In this post, we’ll break down Brazil’s General Data Protection Law—who needs to comply, what is protected, and how to meet its requirements.
Compliance is a complicated thing—the laws are long, and the patience of government regulators and auditors is short. Doubly so when it comes to international data compliance. But it doesn’t have to be. Here are Defrag This, we’ve been hitting the books so you don’t have to, trying to make sense of the maze of jargon and legalese that is the emergent international data compliance landscape.
In fact, we’re trying to put together a sort of dummies’ guide to international compliance… not that we’d ever call anyone a dummy for not knowing this stuff. Months ago, we got our start with GDPR, and I’d like to think we did a good job—those posts, which have recently been consolidated, are some of the most popular on our little blog.
Now, we’re doubling down on our mission to demystify international compliance—first with the guide to understanding China’s Cybersecurity Law, then with a breakdown of ISO 20022, and now with a look at Brazil’s new General Data Protection Law.
What is Brazil's General Data Protection Law?
Inspired by the GDPR, in mid-August of 2018, Brazil passed a new legal framework aimed at governing the use and processing of personal data in Brazil: the General Data Protection Law.
The law replaces approximately 40 or so laws that currently deal with the protection of privacy and personal data, and is aimed at guaranteeing individual rights, and encouraging economic growth by creating clear and transparent rules for data collection.
The Bill was signed into law in mid-August 2018 and is expected to take effect in February 2020.
Who is Affected, Do I Need to Comply?
The new law governs processing of personal data in Brazil, and it takes a broad understanding of data processing in doing so. Basically, if you touch the data of a citizen at all, you are processing it. That includes collecting the data, storing it, and transferring it.
So, if you, or your organization, perform any of these activities in Brazil, then you are subject to the law. With a few small exceptions for national security organizations, artistic, and journalistic pursuits, private and public sector organizations are both equally accountable to the law.

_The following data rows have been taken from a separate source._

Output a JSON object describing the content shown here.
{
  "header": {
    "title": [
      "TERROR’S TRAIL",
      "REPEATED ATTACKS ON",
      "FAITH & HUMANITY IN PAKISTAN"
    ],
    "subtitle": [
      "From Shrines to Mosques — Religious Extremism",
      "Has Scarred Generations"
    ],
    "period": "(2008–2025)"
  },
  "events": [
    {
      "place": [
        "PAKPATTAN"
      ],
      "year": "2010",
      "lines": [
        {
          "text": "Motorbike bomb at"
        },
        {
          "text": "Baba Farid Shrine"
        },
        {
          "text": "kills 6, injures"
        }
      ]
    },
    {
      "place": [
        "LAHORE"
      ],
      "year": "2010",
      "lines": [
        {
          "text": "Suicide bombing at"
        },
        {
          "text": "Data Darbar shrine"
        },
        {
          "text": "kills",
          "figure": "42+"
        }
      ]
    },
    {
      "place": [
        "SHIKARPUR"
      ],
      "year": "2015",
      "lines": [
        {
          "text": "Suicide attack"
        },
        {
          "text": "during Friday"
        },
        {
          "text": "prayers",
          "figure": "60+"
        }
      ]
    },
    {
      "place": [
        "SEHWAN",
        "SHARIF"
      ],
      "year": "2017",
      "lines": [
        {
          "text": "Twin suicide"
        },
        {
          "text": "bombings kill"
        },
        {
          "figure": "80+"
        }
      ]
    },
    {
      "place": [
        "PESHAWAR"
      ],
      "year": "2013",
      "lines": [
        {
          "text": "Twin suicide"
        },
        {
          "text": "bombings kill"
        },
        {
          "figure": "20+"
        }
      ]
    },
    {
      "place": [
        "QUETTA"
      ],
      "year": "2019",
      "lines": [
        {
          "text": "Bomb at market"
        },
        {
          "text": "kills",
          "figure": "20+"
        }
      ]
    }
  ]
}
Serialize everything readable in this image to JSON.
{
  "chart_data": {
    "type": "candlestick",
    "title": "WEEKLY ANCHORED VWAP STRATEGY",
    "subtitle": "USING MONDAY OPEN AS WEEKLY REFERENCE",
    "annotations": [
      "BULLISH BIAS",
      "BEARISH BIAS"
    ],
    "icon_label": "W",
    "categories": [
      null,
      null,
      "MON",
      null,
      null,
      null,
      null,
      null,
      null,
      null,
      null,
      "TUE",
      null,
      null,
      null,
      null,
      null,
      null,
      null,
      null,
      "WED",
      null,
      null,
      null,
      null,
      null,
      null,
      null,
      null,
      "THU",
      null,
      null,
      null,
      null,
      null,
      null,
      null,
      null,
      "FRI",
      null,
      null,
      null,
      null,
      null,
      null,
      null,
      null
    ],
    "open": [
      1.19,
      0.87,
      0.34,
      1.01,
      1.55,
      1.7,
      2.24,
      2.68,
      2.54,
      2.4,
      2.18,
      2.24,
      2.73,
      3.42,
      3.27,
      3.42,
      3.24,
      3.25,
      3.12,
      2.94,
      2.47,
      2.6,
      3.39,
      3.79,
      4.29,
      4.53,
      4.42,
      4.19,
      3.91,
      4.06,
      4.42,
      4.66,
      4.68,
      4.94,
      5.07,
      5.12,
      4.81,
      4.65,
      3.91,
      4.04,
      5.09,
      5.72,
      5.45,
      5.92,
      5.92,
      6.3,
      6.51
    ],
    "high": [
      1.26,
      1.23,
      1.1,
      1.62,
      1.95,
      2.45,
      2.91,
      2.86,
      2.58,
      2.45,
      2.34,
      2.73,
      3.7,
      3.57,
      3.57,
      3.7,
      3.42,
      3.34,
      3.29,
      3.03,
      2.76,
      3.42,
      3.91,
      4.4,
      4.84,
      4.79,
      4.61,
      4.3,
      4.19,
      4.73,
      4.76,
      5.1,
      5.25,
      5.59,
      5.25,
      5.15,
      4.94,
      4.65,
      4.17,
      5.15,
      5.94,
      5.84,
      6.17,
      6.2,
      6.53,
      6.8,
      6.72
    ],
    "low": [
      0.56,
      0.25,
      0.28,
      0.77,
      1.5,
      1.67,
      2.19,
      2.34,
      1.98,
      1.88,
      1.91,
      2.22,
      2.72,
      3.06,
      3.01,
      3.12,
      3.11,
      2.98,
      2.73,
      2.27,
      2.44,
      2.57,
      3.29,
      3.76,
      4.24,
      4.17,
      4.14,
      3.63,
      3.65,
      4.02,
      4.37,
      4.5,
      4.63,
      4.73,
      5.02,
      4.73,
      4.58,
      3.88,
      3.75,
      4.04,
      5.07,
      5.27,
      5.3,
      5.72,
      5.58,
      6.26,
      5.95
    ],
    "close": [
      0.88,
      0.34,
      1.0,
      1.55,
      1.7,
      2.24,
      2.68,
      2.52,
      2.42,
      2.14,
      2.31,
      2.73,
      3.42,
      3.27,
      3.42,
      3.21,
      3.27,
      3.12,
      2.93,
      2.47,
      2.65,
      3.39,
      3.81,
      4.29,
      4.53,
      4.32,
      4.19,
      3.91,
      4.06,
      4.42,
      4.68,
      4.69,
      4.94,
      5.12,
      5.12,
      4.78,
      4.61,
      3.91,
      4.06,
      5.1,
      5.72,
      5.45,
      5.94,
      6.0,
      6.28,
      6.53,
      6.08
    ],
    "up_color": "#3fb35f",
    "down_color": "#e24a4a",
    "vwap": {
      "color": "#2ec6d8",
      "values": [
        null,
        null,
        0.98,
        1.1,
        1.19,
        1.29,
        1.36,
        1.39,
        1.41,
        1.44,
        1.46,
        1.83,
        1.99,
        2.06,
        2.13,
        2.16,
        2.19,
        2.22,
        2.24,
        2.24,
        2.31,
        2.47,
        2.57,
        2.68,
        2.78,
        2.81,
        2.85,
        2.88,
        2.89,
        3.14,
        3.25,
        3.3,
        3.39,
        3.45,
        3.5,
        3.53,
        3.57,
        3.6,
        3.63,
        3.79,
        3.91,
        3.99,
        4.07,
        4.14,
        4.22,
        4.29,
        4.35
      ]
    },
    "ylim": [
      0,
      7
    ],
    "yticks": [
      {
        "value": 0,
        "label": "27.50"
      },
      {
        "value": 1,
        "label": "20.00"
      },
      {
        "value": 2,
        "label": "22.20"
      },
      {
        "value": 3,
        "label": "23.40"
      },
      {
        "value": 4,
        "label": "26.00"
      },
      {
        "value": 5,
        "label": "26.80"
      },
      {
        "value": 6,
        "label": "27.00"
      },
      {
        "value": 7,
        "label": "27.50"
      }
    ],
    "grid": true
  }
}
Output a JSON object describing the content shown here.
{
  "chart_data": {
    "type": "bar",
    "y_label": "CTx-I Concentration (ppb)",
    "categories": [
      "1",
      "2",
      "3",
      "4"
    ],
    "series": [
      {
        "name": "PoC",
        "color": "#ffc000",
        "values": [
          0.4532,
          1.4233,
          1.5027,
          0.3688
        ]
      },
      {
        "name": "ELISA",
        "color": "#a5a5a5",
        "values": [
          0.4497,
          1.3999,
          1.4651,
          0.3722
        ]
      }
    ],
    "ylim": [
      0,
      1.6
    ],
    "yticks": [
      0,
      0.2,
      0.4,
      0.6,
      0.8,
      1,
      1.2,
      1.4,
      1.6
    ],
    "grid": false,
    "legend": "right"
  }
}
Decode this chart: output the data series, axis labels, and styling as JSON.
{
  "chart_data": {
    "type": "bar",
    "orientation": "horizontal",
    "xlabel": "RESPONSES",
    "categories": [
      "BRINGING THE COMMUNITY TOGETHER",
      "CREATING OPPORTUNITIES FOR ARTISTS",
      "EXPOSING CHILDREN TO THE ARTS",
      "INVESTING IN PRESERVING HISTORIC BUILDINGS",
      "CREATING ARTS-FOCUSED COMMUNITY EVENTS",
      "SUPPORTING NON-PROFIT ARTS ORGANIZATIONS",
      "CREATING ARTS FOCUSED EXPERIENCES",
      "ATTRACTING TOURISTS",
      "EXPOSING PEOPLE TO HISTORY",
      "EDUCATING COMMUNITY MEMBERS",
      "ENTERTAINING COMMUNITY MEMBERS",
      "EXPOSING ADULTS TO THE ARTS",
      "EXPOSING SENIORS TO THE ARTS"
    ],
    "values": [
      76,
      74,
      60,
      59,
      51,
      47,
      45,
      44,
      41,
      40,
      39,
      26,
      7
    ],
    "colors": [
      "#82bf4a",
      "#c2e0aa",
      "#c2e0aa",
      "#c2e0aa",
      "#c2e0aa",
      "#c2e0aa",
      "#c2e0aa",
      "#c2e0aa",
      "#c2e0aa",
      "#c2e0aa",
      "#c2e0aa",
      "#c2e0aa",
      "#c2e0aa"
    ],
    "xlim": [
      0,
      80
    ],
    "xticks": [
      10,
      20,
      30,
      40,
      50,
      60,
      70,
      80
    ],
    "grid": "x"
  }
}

Like the GDPR, Brazil's law will have extraterritorial application, so if your organization offers services in Brazil and collects and processes personal data of people located in the country, you must be compliant. Interestingly, this holds true regardless of the nationality of the data subjects. So an American company processing the data of an American in Brazil will still need to be compliant.
What Are the Specific Requirements of the Bill? How Similar is it to GDPR?
Here’s where we get into the meat and potatoes of the law. While the General Data Protection Law certainly takes cues from the GDPR (including its name—at least in English), it’s no carbon copy. Below are the key requirements of the law:
Data Protection Officer
Like the GDPR, and China’s Cybersecurity Law, Brazil’s new law mandates that businesses must appoint a data protection officer to oversee compliance and data protection efforts within the organization.
Data Breach Notifications
Unlike the GDPR, Brazil’s law does not specify a specific timeline for data breach notification, but it does require regulated entities to notify users of any data breach affecting their information. Such notifications must include a description of the type of personal data affected, as well as details on the security measures taken to protect the data, and the risks resulting from the incident, such as identity theft.
Consent for Data Processing
According to Brazil's new law, wherever personal data is processed, the data subject must give advance consent. That consent can only be used for a specific purpose of data processing, and may not be taken as consent for data processing writ large. There are some exceptions to the consent rule, however, such as when data processing is required as in the carrying out of legal or compliance requirement, or in the performance of a contract. Basically, data processing may only be carried out when there is a necessary legal basis for it.
Improved Security and Privacy Requirements
According to the Law, regulated organizations must adopt protective measures against cyberattack, and must implement such measures whenever creating new products. Brazil's Data Protection Authority has the ability to conduct privacy audits to ensure that organizations are meeting these requirements.
The law requires that all personal data processing that takes place is recorded, with details indicating the type of data collected, the intended purpose, the legal basis, retention time, and the security practices employed on storage, such as encryption.
Data Transfer Requirements and Restrictions
Brazil's law places significant restrictions transfers of personal data, especially across borders.
Cross-border transfers are only allowed to nations that Brazil's Data Protection Authority determines to have an equal or adequate level of data protection, unless otherwise approved by the DPA. Other lawful bases for cross-border data transfer include standard contractual clauses between data controllers and subject and cases where the data subject has given specific consent.
Who Will Enforce the Law?
Brazil’s new law establishes a new National Data Protection Authority (DPA), which will be responsible for supervising compliance and enforcing penalties.
What Are the Penalties for Noncompliance?
Noncompliance with the Bill can result in fines of up to two percent of gross sales in Brazil, but that fine is limited to 50 million reais (roughly $13M USD) per violation. While that’s nothing compared to the penalties of the GDPR, it’s certainly not chump change.